Вера поняла всю глубину своей неделикатности и бросилась утешать возлюбленного:
– Бедненький козле, ох! заинька, ты расстроен. Ну конечно, расстроен. А Розина – ведьма, ты же знаешь. Стерва. Вредина. А ты великолепно пел сегодня. На редкость великолепно.
Делеор передернулся: на редкость, значит. Вот как. На редкость. С отвратительным сегодняшним верхним «ми». То ли «ми», то ли «фа». А Вера продолжала утешать:
– Ей же завидно – всю жизнь в хористках, вот она и делает гадости, вот она и.
– Верка, да помолчи ты. Тр-р-рр – трещотка. Тошно, Верка. Ах! – прикрыл глаза ладонью Делеор.
Вера, забыв о своем отвращении к ковру, села у ног Делеора и обняла его колени. Он, сменив гнев на милость, положил ей ладонь на голову.
– Делео-о-ор, – растаяла Вера, – как мне с тобой хорошо-о.
«Начинается», – подумал Делеор и оказался прав.
– Делеорчик, когда мы поженимся? – тоненьким, жалобным голоском спросила Вера. – Делеорчик, ты же обещал, что скоро.
– Скоро, Верка, скоро. Вот клянусь. Вот разведусь к лету, и тогда.
– Почему к лету, Делеор? Ты же обещал через две недели, – всполошилась Вера.
– Ну, не через две, допустим, а через три. Но я подумал, что к лету лучше. Летом всегда все как-то само собой утрясается, рассасывается. Все добреют, не скандалят.
– А она скандалит? – особо выделяя слово «она», спросила Вера.
– Ну, что ей скандалить, она ведь еще и не знает, что я. Что мы, – проговорился Делеор и, поняв, что проговорился, заерзал в кресле.
– Делеор, но как же?.. Ты же говорил, что все рассказал жене, – растерялась Вера.
– Верочка, я. Я намекал. Прозрачно, – оправдывался Делеор. – Но вот теперь я не уверен в том, что она поняла. Нет, не уверен, не поручился бы. А может быть, она забыла или решила, что это не всерьез, что я так шучу? Я в раздумьях по этому поводу. Женщины-то – загадочные существа, не так ли, Верочка?
– Делеор, но я… рассчитывала до лета. Потому что, видишь ли. Видишь ли, Делеор, у меня будет ребенок. То есть у нас с тобой. Ты рад?
Делеора новость потрясла до глубины души, то есть до того гнездилища, где обитал его тенор:
– Прости? Как это? Ты шутишь, Верочка? Как это?
– Обыкновенным образом. Так ты рад? – допытывалась Вера.
– Я? Рад? Ну да. Я рад. Очень рад, – мямлил Делеор. – А своевременно ли нам заводить ребенка?
– Если ты рад, то, конечно, своевременно. Мы же поженимся. И я скоро все расскажу папе.
– Папе? А при чем тут папа? – не на шутку перепугался Делеор.
– Ну как при чем? Он же должен знать, что скоро станет дедом, что я замуж выхожу за любимого человека, мало того – за республиканскую знаменитость. Пусть тоже порадуется.
– Ох! Ох, Верочка! Мне кажется, что нельзя так сразу. Мне кажется, что твоего папу надо подготовить. Как-нибудь постепенно сообщить, чтобы не. Чтобы не шокировать. Это же другое поколение, Верочка. Ему нужно время, чтобы понять молодых, наши чувства и стремления.

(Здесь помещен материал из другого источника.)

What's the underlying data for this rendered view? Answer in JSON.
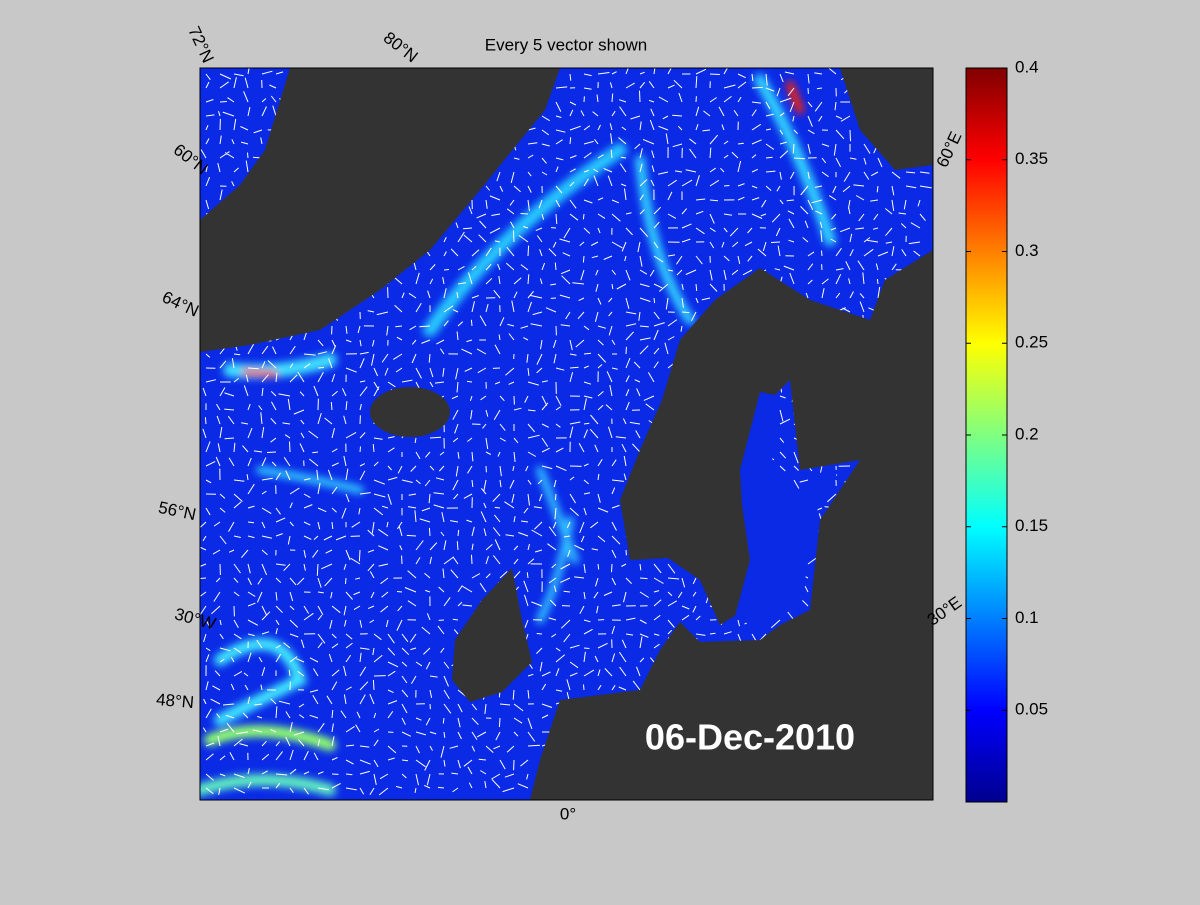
{
  "title": "Every 5 vector shown",
  "map": {
    "graticule_labels": [
      "72°N",
      "80°N",
      "60°N",
      "64°N",
      "56°N",
      "30°W",
      "48°N",
      "0°",
      "30°E",
      "60°E"
    ],
    "date": "06-Dec-2010"
  },
  "colorbar": {
    "lim": [
      0,
      0.4
    ],
    "ticks": [
      0.05,
      0.1,
      0.15,
      0.2,
      0.25,
      0.3,
      0.35,
      0.4
    ]
  }
}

– О, ты не знаешь моего папу, Делеор. Он очень понятливый, и он все для меня сделает.
Делеор воспринял последнее замечание как угрозу, он даже побледнел, в полной мере представляя себе, что такое генерал КГБ и какой властью и силой он располагает. Безусловно, почти неограниченной, во всяком случае, в пределах города. И Делеор развелся бы, очень быстро развелся и женился на Верочке, если бы не некоторые обстоятельства, никак этому не способствующие, а точнее говоря, прямо препятствующие.